Originally Posted by: grantcoll This is an interesting subject, and I think we would all welcome some expert advice. According to amazon link above, the following are planned for the future:
But also of interest, and which vMix has partial capability is SRT. Haivision (developers) have been doing testing around the world, showing how SRT compares to RTMP. They don't compare it with HLS.
I've been using SRT for a while and have to say it's improvement of RTMP. Mostly because the latency is "set" and video "fixed" when packets are lost via the overhead in the SRT protocol. While not technically faster than RTMP, it has error correction and can tolerate packet loss. How much packet-loss largely depends on how you set the latency (in milliseconds), plus the overhead bandwidth which by default is usually around 20% and doesn't need modification.
I think SRT is a great protocol for me fantastic to get video to the streaming server (my server supports it). Between streaming servers (again supported), so you can build your own CDN with reliable latency.
For now it's not a last mile protocol. So from the streaming server to the client, not really popular/useful. That might change.
I wish Youtube and Facebook would accept it, but for now I "republish" via RTMP(S) from our servers.
Vmix SRT --> Cloud Server with heaps of bandwidth --> Clients via SLDP with HLS fallback on Apple devices.
With your Cloud server, you can host that in a VPS, it can then use SRT from the closest server, to distribute to the other servers strategically placed closer to your viewers and with SRT of course you control the latency.
Cloud Server #1 might be in Australia --> SRT (200ms fixed latency) Cloud Server #2 in Singapore --> Viewer hitting Singapore server.
And of course you can rent as many cloud servers as you like and host them at virtually any VPS provider. Linux skills would be required to roll your own solution like that. I use Nimble Streaming Server, but I believe Wowza can do it too.
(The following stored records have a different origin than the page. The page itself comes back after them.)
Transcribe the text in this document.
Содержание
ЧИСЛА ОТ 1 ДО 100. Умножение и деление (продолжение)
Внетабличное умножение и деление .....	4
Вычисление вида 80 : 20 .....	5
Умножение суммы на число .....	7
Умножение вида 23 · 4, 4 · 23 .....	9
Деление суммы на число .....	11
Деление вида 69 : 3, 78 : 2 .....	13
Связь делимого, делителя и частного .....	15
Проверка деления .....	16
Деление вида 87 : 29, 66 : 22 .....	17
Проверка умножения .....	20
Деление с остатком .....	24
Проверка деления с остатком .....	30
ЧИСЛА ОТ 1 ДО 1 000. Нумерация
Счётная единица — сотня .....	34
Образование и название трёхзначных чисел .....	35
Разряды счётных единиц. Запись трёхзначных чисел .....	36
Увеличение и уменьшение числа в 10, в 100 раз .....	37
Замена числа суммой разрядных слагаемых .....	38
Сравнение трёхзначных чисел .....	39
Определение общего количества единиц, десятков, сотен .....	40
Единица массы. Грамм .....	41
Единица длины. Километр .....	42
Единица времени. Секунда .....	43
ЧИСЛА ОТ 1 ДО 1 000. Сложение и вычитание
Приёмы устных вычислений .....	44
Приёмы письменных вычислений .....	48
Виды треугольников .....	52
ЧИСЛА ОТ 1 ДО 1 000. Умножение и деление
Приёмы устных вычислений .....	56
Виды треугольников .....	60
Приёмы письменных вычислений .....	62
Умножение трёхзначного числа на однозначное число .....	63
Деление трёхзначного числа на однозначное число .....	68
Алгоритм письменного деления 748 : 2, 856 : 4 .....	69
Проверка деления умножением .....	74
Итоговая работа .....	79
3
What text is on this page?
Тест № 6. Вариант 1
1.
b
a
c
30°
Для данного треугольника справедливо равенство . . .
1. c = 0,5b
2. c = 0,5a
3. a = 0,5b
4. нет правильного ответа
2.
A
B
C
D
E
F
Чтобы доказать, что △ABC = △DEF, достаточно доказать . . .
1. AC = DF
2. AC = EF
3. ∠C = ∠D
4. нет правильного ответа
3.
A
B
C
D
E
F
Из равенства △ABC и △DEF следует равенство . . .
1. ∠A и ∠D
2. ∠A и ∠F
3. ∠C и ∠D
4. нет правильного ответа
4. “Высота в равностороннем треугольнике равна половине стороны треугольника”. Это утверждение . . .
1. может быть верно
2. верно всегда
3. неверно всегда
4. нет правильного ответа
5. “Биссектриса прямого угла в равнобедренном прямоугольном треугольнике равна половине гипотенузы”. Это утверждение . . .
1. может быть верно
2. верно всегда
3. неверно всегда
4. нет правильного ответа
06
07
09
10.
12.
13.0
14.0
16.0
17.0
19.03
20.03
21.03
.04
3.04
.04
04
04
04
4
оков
For Joe Average not interested in becoming a Linux Server Administrator, will be great when Youtube, Vimeo, Facebook, everyone supports SRT ingest.
The next logical step is then native SRT playback in web browsers and phones, so that you can control Streaming Server --> Client latency/quality as well.
Not saying to not add HLS encoding to VMix, but I wouldn't use it and I think long term SRT has a very bright future. HLS has very wide client end support, virtually everything can play it without fancy app downloads or proprietary clients. I hope SRT dissolves the need for HLS, but for now HLS support might be useful because the protocol is simply SO popular with CDNs.